Installation view of “The Young Picasso: Blue and Rose Periods” at the Fondation Beyeler, Riehen/Basel, 2019; © Succession Picasso / 2019, ProLitteris, Zürich. Photo: Mark Niedermann.

Pablo Picasso, Arlequin assis (1901). New York, Metropolitan Museum of Art. Purchase Mr. and Mrs. John L. Loeb, Gift 1960. © Succession Picasso / 2018, ProLitteris, Zurich. Photo: ©The Metropolitan Museum of Art/Art Resource/Scala, Florence.

Pablo Picasso, La Vie (1903). The Cleveland Museum of Art, Donation Hanna Fund
© Succession Picasso / ProLitteris, Zurich 2018. Photo: © The Cleveland Museum of Art.

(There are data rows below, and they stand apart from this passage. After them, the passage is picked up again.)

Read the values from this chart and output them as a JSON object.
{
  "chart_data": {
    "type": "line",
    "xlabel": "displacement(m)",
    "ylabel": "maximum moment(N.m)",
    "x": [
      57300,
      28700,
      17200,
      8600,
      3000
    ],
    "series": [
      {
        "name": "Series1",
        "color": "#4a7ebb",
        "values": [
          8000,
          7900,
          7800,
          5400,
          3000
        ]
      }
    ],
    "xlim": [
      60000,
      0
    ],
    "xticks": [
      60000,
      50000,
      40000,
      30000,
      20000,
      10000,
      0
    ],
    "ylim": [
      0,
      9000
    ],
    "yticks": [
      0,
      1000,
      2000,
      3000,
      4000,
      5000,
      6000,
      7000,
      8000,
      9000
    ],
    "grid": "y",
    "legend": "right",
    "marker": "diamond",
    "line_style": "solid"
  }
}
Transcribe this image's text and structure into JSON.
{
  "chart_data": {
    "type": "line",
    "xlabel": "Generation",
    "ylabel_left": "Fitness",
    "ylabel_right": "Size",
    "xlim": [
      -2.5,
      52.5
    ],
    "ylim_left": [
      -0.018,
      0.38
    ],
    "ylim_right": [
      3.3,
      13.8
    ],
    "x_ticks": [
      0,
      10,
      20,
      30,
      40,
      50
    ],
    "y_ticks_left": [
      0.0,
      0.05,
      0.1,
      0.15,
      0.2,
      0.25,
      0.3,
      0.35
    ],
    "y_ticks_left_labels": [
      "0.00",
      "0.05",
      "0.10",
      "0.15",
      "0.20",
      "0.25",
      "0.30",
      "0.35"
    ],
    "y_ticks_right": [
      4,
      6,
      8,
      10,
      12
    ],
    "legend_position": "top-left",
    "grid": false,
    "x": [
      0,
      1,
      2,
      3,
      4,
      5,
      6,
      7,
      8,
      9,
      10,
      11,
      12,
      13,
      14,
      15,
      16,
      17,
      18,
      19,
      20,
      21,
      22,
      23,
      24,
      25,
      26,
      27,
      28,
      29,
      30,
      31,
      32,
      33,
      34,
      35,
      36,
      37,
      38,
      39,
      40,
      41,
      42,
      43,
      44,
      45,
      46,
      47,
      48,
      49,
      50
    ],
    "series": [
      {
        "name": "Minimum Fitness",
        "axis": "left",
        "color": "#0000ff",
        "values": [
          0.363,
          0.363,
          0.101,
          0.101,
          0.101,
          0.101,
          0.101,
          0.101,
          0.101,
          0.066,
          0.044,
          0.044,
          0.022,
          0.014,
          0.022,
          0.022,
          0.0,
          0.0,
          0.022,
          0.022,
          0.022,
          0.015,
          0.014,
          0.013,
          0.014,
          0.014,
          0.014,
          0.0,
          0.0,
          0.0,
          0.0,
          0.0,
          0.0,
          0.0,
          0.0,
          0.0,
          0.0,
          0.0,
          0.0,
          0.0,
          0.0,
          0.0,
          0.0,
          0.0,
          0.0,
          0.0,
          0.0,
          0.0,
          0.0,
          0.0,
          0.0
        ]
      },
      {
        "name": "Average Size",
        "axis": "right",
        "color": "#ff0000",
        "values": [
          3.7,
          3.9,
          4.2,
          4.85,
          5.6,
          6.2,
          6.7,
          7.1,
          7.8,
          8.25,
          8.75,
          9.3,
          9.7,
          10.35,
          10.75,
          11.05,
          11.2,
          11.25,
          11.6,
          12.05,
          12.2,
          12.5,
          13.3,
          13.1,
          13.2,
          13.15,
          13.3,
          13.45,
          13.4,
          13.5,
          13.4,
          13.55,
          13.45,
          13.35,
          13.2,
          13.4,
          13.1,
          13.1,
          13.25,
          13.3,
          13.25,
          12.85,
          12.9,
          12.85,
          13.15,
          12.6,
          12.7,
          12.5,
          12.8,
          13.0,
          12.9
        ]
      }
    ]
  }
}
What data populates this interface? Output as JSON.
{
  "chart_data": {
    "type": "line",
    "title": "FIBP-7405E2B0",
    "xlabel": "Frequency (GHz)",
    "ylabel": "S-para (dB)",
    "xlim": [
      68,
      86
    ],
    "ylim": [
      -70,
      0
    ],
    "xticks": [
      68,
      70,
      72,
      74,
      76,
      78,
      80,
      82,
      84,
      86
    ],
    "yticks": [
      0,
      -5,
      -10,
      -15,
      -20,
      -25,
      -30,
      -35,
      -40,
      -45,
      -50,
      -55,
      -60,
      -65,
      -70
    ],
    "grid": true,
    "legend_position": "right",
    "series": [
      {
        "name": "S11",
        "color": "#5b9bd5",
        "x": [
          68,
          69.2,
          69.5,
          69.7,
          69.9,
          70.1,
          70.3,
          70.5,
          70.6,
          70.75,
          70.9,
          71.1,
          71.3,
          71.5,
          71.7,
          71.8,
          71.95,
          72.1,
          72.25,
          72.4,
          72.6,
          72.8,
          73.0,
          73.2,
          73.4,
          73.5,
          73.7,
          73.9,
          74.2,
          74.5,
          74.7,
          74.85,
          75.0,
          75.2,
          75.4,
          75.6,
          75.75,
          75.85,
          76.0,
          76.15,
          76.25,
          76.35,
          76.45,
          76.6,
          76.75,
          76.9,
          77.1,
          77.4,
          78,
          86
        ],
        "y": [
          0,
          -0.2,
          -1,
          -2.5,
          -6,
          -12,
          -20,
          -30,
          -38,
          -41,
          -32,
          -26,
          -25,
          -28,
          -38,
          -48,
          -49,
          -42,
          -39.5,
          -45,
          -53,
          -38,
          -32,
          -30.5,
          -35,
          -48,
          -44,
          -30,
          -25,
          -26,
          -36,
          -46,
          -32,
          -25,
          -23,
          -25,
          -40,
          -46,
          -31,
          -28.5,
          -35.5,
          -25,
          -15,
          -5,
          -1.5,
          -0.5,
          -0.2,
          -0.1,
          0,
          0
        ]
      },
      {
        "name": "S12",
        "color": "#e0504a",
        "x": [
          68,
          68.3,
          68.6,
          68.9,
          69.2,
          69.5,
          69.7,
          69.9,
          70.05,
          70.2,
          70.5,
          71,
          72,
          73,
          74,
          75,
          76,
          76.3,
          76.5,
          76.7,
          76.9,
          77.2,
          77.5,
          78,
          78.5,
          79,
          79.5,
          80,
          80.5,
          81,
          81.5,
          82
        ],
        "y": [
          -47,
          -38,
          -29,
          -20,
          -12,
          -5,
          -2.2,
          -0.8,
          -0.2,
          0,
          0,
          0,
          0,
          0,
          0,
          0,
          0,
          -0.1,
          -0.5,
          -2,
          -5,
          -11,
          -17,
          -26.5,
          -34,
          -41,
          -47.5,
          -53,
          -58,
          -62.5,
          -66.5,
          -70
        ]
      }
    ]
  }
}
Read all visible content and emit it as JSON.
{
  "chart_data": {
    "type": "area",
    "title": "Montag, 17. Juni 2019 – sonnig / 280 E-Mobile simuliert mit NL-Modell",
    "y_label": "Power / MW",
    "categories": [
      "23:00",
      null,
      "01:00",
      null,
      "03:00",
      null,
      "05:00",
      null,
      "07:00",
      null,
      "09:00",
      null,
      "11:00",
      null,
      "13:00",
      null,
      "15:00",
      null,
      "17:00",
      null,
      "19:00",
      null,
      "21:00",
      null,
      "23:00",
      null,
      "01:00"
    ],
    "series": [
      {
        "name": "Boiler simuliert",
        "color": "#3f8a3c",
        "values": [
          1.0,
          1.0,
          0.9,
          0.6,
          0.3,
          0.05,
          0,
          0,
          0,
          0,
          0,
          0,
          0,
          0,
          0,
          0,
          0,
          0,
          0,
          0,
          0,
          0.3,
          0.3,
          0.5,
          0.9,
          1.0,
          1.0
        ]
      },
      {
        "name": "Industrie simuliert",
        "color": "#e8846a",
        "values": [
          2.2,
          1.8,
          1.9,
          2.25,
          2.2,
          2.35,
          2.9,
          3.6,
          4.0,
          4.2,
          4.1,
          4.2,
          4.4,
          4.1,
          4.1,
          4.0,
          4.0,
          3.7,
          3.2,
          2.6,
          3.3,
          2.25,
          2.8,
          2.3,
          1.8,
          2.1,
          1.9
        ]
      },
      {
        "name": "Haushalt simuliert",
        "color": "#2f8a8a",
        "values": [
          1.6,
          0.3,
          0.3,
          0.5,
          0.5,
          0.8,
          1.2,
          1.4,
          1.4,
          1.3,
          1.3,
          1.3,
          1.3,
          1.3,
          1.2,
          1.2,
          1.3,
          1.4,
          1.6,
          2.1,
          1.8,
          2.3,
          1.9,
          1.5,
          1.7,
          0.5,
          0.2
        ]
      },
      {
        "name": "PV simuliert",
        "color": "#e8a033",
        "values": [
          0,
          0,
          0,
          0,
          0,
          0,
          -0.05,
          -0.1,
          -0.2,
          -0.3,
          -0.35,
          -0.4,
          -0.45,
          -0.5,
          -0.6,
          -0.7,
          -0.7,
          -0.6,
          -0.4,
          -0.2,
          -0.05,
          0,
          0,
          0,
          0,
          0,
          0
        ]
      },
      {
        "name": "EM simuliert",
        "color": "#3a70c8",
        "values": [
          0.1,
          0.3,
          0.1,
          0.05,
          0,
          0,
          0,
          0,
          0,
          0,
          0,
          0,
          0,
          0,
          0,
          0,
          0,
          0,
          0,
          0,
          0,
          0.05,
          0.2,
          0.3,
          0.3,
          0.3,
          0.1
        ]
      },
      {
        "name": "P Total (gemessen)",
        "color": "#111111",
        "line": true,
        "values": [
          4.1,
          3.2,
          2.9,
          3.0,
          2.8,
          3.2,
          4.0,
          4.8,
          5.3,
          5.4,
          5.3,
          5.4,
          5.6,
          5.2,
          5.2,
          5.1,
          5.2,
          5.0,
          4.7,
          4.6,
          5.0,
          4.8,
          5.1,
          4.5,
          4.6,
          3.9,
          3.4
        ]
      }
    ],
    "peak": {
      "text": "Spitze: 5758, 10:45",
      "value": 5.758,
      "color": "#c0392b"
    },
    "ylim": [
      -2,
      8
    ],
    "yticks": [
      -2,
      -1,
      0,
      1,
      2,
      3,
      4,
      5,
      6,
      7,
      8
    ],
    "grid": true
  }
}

Installation view of “The Young PICASSO: Blue and Rose Periods” at the Fondation Beyeler, Riehen/Basel, 2019; © Succession Picasso / 2019, ProLitteris, Zürich. Photo: Mark Niedermann.

Pablo Picasso, Acrobate et jeune arlequin (1905). Private collection © Succession Picasso / 2018, ProLitteris, Zurich.

Pablo Picasso, Arlequin Assis Sur Fond Rouge (1905). Staatliche Museen zu Berlin, Nationalgalerie, Museum Berggruen © Succession Picasso / 2018 ProLitteris, Zürich 2018. Photo: bpk / Nationalgalerie, SMB, Museum Berggruen / Jens Ziehe.

 

“Picasso: Blue and Rose Periods” is on view at the Fondation Beyeler in Basel, Switzerland, until May 5, 2019.